A proposed standard for machine translation APIs has been developed as part of the MosesCore project (European Commission Grant Number 288487 under the 7th Framework Programme). It is called Open Machine Translation Core (OMTC) and defines a service interface for MT interfaces. This approach allows software engineers to wrap disparate MT back-ends such that they look identical to others no matter which flavour of MT system is being wrapped. This provides a standard protocol for “talking” to MT back-ends. In applications where many MT back-ends are to be used, OMTC allows for easier integration of these back-ends. Even in applications where one MT back-end is used, OMTC provides highly cohesive, yet low coupled, interfaces that should allow the back-end to be replaced by another with little effort.

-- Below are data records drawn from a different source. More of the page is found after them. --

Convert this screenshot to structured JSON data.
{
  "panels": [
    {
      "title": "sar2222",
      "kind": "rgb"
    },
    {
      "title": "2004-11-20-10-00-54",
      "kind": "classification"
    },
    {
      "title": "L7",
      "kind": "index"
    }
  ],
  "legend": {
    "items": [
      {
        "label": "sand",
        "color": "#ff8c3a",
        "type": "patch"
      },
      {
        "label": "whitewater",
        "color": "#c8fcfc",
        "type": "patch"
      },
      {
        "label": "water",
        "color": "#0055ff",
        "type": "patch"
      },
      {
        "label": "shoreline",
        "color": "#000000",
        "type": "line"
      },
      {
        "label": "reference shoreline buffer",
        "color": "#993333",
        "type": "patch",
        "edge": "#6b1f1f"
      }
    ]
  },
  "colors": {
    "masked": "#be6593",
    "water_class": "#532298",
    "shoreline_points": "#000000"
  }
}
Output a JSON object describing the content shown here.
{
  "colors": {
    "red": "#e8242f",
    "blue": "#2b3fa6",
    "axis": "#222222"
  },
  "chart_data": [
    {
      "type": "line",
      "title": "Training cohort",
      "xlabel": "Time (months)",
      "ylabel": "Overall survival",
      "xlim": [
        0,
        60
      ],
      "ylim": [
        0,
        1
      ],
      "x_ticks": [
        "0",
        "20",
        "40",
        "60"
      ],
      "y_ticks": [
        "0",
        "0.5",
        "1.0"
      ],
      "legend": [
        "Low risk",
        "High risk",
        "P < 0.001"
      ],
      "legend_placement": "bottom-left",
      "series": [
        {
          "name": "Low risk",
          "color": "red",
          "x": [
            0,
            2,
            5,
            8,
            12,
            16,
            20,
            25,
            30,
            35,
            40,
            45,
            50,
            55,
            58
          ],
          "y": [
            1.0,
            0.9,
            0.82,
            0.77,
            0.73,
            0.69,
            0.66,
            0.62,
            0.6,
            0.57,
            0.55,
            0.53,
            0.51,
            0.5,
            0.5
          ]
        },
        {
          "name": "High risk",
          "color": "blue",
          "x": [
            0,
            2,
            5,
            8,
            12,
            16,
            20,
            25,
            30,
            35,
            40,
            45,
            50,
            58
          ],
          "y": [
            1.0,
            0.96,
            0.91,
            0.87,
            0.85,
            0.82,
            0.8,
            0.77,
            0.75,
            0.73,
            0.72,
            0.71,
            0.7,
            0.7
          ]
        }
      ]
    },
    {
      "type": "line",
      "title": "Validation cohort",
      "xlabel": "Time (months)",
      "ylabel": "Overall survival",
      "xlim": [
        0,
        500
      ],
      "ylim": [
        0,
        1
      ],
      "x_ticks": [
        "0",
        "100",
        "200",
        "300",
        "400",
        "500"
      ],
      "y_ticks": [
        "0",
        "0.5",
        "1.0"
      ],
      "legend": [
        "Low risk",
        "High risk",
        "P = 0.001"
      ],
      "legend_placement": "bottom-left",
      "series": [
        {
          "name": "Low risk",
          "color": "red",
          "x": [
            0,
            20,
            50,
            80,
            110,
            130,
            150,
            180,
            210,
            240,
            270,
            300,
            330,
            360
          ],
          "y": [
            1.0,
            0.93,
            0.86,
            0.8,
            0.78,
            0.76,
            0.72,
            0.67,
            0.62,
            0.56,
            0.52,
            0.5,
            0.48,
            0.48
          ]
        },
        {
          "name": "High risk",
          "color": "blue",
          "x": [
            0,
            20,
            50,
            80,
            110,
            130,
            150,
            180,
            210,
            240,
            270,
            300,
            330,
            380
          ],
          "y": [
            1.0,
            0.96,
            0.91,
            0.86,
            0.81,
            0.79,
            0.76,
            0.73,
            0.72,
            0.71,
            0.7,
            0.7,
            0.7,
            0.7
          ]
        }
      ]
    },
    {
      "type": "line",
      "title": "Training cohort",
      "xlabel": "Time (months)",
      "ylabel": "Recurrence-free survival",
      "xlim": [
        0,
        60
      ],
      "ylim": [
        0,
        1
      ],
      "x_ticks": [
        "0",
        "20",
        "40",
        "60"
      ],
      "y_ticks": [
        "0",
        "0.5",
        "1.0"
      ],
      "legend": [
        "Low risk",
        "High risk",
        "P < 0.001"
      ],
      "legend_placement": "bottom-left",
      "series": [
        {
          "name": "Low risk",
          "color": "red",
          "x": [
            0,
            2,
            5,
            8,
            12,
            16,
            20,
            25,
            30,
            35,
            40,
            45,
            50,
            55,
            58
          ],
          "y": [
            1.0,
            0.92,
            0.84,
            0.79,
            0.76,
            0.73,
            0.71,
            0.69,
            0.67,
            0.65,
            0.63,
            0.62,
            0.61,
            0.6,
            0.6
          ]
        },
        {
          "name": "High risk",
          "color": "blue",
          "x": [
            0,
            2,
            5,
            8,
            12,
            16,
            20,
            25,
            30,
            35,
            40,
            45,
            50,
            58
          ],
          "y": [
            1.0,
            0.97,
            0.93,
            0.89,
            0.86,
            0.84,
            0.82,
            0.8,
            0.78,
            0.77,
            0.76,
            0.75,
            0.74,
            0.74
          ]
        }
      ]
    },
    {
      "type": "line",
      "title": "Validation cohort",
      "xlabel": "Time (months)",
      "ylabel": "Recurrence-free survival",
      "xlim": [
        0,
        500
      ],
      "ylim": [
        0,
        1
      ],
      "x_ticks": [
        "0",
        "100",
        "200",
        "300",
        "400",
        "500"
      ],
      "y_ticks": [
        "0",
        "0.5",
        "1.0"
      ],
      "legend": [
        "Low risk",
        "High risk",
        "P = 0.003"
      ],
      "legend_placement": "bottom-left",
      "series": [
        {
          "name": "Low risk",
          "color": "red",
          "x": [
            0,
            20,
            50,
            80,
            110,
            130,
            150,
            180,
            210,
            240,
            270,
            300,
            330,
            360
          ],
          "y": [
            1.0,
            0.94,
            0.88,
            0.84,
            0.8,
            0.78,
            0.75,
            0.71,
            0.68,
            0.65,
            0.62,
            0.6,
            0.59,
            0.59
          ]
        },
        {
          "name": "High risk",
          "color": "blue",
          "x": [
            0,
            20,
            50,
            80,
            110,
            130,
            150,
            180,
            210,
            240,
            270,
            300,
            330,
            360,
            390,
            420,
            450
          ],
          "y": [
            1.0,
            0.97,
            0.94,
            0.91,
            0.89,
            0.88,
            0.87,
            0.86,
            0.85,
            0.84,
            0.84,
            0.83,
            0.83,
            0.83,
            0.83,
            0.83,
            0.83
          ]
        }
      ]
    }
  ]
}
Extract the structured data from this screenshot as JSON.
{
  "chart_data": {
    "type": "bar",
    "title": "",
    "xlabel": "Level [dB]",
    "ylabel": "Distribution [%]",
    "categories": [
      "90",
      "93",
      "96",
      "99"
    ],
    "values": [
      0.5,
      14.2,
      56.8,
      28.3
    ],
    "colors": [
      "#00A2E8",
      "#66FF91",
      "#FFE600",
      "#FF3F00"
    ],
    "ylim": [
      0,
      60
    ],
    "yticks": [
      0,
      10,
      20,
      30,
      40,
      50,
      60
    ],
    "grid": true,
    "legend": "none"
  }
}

OMTC standardises the follow aspects of an MT system:

• Resources: A resource is an object that is provided or constructed by a user action for use in an MT system. Examples of resources are: translation memory, glossary, MT engine, or a document. Two base resource types are defined, from which all other resource types are derived, they are primary and derived resources. Primary resources are resource which are constructed outside of the MT system and are made available to it, e.g., through an upload action. Primary resources are used to defined mono- and multi-lingual resources, translation memories and glossaries. Derived resources, on the other hand, are ones which have been constructed by user action inside of the MT system, e.g., a SMT engine.
• Sessions: A session is the period of time in which a user interacts with the MT system. The session interface hierarchy supports both user identity and anonymity. Mixin interfaces are, also, defined, to integrate with any authentication system.
• Session Negotiation: This is an optional part of the standard and, if used, shall allow a client and the MT server to come to an agreement about which features, resources (this includes exchange and document formats), pre-requisites (e.g. payment) and API version support is to be expected from both parties. If no agreement can be found then the client's session should be torn down, but this is completely application defined.
• Authorisation: OMTC can integrate with an authorisation system that may be being used in an MT system. It allows users and roles to be mapped into the API.
• Machine Translation Engines: Machine translation engines are derived resources which are capable of performing machine translation of, possibly, unseen sentences. An engine may be an SMT decoding pipeline, for instance. It is application defined as to how this part of the API is implemented. Optionally engine functionality can be mixed-in in order to add the following operations: composition, evaluation, parameter updating, querying, (re-)training, testing and updating. Potentially long running tasks return tickets in order for the application to track these tasks.
• Translators: Translators, as defined in OMTC, are a derived resource and are a conglomeration of, at least one of the following, an MT engine, a collection of translation memories, and a collection of glossaries. The translator interface provides methods for translation with returned tickets due to the long running nature of these tasks.

A reference implementation of OMTC has been constructed in Java v1.7. It is available in the contrib/omtc directory of the mosesdecoder as a Git submodule. Please see the contrib/omtc/README for details.